Arizona v. Maricopa County Medical Society
Headline: Court strikes down competing doctors' practice of voting to set maximum fees for insured patients, ruling those fee-setting agreements unlawful and blocking foundations from fixing prices for insurance plans.
Holding: The Court held that competing physicians’ agreements, adopted by member votes to set maximum fees for insured patients, are per se violations of the Sherman Act and reversed the Ninth Circuit’s refusal to treat them as unlawful.
- Makes it illegal for competing doctors to jointly set maximum fees for insured patients.
- Limits foundations' ability to use member votes to fix fees in insurance plans.

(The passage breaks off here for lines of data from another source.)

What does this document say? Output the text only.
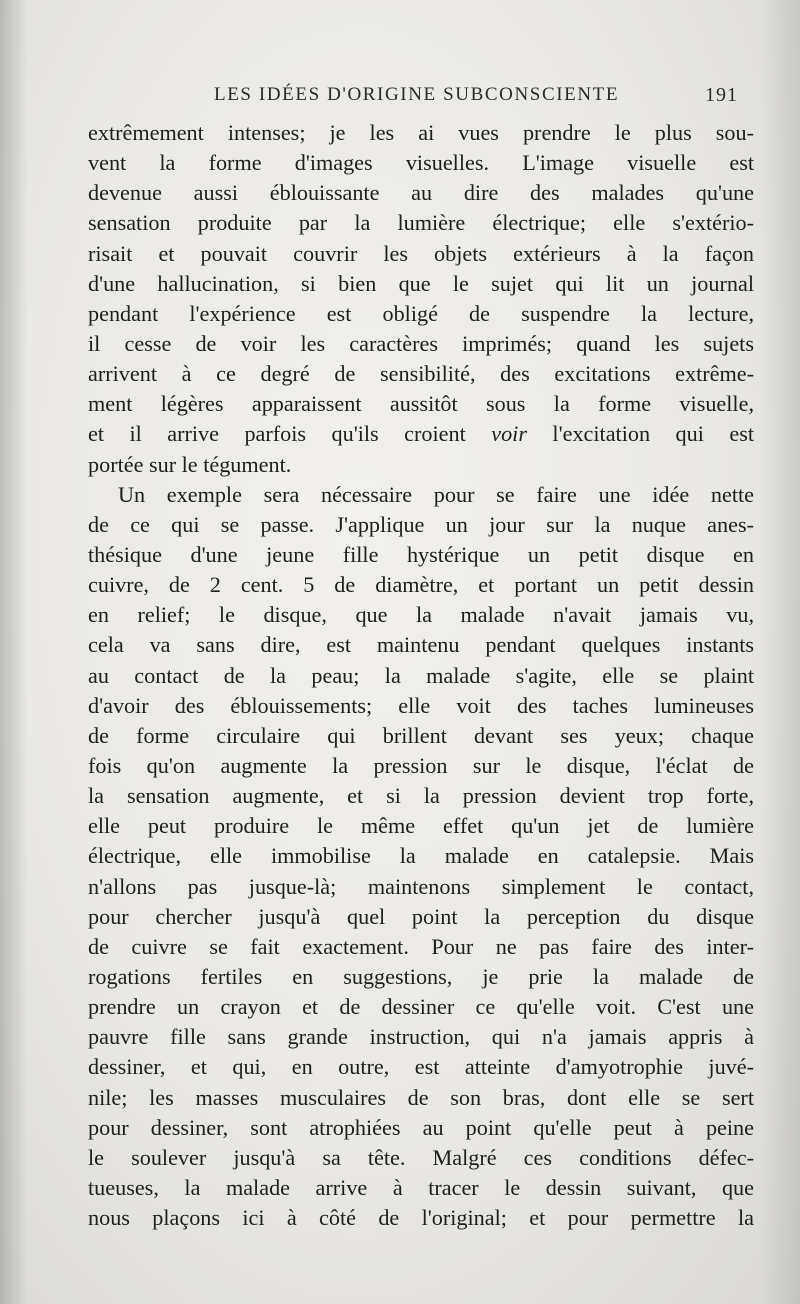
LES IDÉES D'ORIGINE SUBCONSCIENTE	191
extrêmement intenses; je les ai vues prendre le plus sou-
vent la forme d'images visuelles. L'image visuelle est
devenue aussi éblouissante au dire des malades qu'une
sensation produite par la lumière électrique; elle s'extério-
risait et pouvait couvrir les objets extérieurs à la façon
d'une hallucination, si bien que le sujet qui lit un journal
pendant l'expérience est obligé de suspendre la lecture,
il cesse de voir les caractères imprimés; quand les sujets
arrivent à ce degré de sensibilité, des excitations extrême-
ment légères apparaissent aussitôt sous la forme visuelle,
et il arrive parfois qu'ils croient voir l'excitation qui est
portée sur le tégument.
Un exemple sera nécessaire pour se faire une idée nette
de ce qui se passe. J'applique un jour sur la nuque anes-
thésique d'une jeune fille hystérique un petit disque en
cuivre, de 2 cent. 5 de diamètre, et portant un petit dessin
en relief; le disque, que la malade n'avait jamais vu,
cela va sans dire, est maintenu pendant quelques instants
au contact de la peau; la malade s'agite, elle se plaint
d'avoir des éblouissements; elle voit des taches lumineuses
de forme circulaire qui brillent devant ses yeux; chaque
fois qu'on augmente la pression sur le disque, l'éclat de
la sensation augmente, et si la pression devient trop forte,
elle peut produire le même effet qu'un jet de lumière
électrique, elle immobilise la malade en catalepsie. Mais
n'allons pas jusque-là; maintenons simplement le contact,
pour chercher jusqu'à quel point la perception du disque
de cuivre se fait exactement. Pour ne pas faire des inter-
rogations fertiles en suggestions, je prie la malade de
prendre un crayon et de dessiner ce qu'elle voit. C'est une
pauvre fille sans grande instruction, qui n'a jamais appris à
dessiner, et qui, en outre, est atteinte d'amyotrophie juvé-
nile; les masses musculaires de son bras, dont elle se sert
pour dessiner, sont atrophiées au point qu'elle peut à peine
le soulever jusqu'à sa tête. Malgré ces conditions défec-
tueuses, la malade arrive à tracer le dessin suivant, que
nous plaçons ici à côté de l'original; et pour permettre la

- Affirms insurers could set fee schedules through contracts instead of doctor price-fixing.
Summary
Background
The State of Arizona sued two county medical societies and the nonprofit foundations they created after those groups adopted maximum-fee schedules by member vote. The foundations — one in Maricopa County and one in Pima County — compiled schedules using “relative values” and “conversion factors,” then asked insurers to offer plans that reimbursed doctors up to those maxima. Participating doctors agreed to accept the scheduled amounts as payment in full for insured patients, while doctors could still charge uninsured patients more.
Reasoning
The core question was whether competing doctors who agree, by majority vote, to limit the fees they will accept for insured patients violate the federal antitrust law. The Court explained that long-standing precedent treats price-fixing agreements among competitors as unlawful on their face (a per se rule), and it applied that rule to horizontal maximum-price agreements here. The Court rejected defenses that doctors’ professional status, industry unfamiliarity, or claimed efficiencies should exempt these agreements. It contrasted this case with a prior decision about copyright clearinghouses, finding the medical fee arrangements were horizontal price-fixing among competing providers rather than a different joint product.
Real world impact
The ruling means these kinds of doctor-run foundations cannot lawfully set maximum reimbursable fees by agreement among competing physicians. The Court noted insurers or government agencies could set schedules in other ways, and it reversed the Ninth Circuit, concluding the undisputed facts showed a violation without a full trial on the record before it.
Dissents or concurrances
Justice Powell dissented, arguing the record was incomplete, the plans were voluntary, insurers and patients benefit, and the issue should not be decided as a per se rule on limited discovery.